There are differences. Public support for racial preferences, even in the name of affirmative action, is more tentative than it was 25 years ago. Voters in California and Washington have outlawed race preferences in public-sector activities and a third initiative in Florida came close enough that Gov. Jeb Bush replaced affirmative action with an admissions policy in which the top 20 percent of the graduates of each high school are automatically admitted.

There are plenty of ironies here. At UC, whose case set the standard that the justices upheld Monday, the issue is moot. UC, in part because of the excesses that led to California's prohibition of race preferences, will be only marginally affected by these rulings.

The university may feel more pressure from activists to make additional accommodations in admissions to bring in more minority students. And since private universities can continue to consider race in their admissions and financial aid, UC probably will continue to be at a competitive disadvantage in attracting highly qualified blacks and Latinos.

The selective private colleges are most affected. Although they were not officially in this case, all receive federal funds, and thus a decision outlawing affirmative action would have jeopardized their affirmative action programs as well.
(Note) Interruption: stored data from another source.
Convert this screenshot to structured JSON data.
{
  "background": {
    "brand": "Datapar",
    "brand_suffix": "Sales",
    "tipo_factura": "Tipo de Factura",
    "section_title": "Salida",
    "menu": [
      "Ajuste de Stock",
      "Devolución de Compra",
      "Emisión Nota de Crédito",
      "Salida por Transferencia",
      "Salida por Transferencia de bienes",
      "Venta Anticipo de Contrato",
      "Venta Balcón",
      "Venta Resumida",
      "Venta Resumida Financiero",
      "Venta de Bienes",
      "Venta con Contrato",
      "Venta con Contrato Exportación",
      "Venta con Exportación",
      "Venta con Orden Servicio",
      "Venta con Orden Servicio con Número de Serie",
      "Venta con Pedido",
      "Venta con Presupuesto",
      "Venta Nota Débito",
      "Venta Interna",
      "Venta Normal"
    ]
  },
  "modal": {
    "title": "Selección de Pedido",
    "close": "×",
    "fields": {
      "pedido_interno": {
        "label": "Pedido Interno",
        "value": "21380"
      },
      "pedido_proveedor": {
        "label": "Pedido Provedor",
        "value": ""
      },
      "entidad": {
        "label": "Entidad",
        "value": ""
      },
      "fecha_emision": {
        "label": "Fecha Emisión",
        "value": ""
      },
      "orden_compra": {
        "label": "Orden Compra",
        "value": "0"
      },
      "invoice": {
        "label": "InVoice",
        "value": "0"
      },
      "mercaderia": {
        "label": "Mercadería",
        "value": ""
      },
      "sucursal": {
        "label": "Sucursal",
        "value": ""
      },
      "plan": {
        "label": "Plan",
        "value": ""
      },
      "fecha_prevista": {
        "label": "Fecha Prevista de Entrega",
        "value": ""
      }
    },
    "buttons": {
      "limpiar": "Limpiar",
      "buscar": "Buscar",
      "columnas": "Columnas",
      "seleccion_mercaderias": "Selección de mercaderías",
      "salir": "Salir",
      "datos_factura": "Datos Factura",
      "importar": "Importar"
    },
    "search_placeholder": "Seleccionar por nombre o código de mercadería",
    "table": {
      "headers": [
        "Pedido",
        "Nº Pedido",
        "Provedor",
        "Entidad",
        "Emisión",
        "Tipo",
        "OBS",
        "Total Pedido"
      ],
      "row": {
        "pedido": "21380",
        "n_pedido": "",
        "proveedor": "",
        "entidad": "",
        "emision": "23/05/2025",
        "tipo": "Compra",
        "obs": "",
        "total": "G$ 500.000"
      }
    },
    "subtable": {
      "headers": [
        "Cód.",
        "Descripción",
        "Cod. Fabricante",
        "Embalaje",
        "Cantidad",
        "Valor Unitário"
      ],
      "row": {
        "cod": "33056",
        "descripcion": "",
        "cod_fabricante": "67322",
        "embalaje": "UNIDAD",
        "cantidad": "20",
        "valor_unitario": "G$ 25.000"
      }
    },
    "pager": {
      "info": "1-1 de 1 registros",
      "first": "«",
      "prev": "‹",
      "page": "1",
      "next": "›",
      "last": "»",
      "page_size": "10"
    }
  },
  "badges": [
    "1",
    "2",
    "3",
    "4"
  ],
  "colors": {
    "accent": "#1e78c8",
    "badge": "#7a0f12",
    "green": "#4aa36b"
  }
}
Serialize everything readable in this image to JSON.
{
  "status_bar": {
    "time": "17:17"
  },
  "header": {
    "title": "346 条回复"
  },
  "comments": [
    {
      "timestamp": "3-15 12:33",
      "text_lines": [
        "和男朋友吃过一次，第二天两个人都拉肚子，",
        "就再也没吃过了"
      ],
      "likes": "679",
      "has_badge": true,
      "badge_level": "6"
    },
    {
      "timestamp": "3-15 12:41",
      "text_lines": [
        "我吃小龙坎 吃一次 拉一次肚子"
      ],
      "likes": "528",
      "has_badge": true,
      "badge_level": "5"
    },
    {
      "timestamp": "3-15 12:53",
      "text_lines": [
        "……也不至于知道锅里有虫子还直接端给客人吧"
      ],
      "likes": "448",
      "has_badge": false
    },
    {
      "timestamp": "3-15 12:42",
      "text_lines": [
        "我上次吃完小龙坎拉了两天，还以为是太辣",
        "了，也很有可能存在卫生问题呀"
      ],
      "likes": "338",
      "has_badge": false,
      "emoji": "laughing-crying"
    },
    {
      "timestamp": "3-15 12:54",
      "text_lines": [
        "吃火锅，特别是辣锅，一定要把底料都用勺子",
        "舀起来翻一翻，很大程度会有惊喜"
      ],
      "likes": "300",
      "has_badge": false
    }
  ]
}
For most students and most public institutions, which admit most, if not all, applicants, it will have almost no impact.

What will have a major impact has nothing to do with the court: It's the tough fiscal conditions of the states, the rising fees and reduced access to classes, the shrinking pool of financial aid, the crowded classes that come with them and the shabby K-12 schools that many are forced to attend.

The affirmative action battle has been largely a fight among elites for access to elite institutions. The Michigan decision, reflecting the nation's own ambivalence, makes policy sense, however much it fudges legally. That's not unimportant, but for the great majority of U.S. students, there are other, higher stakes.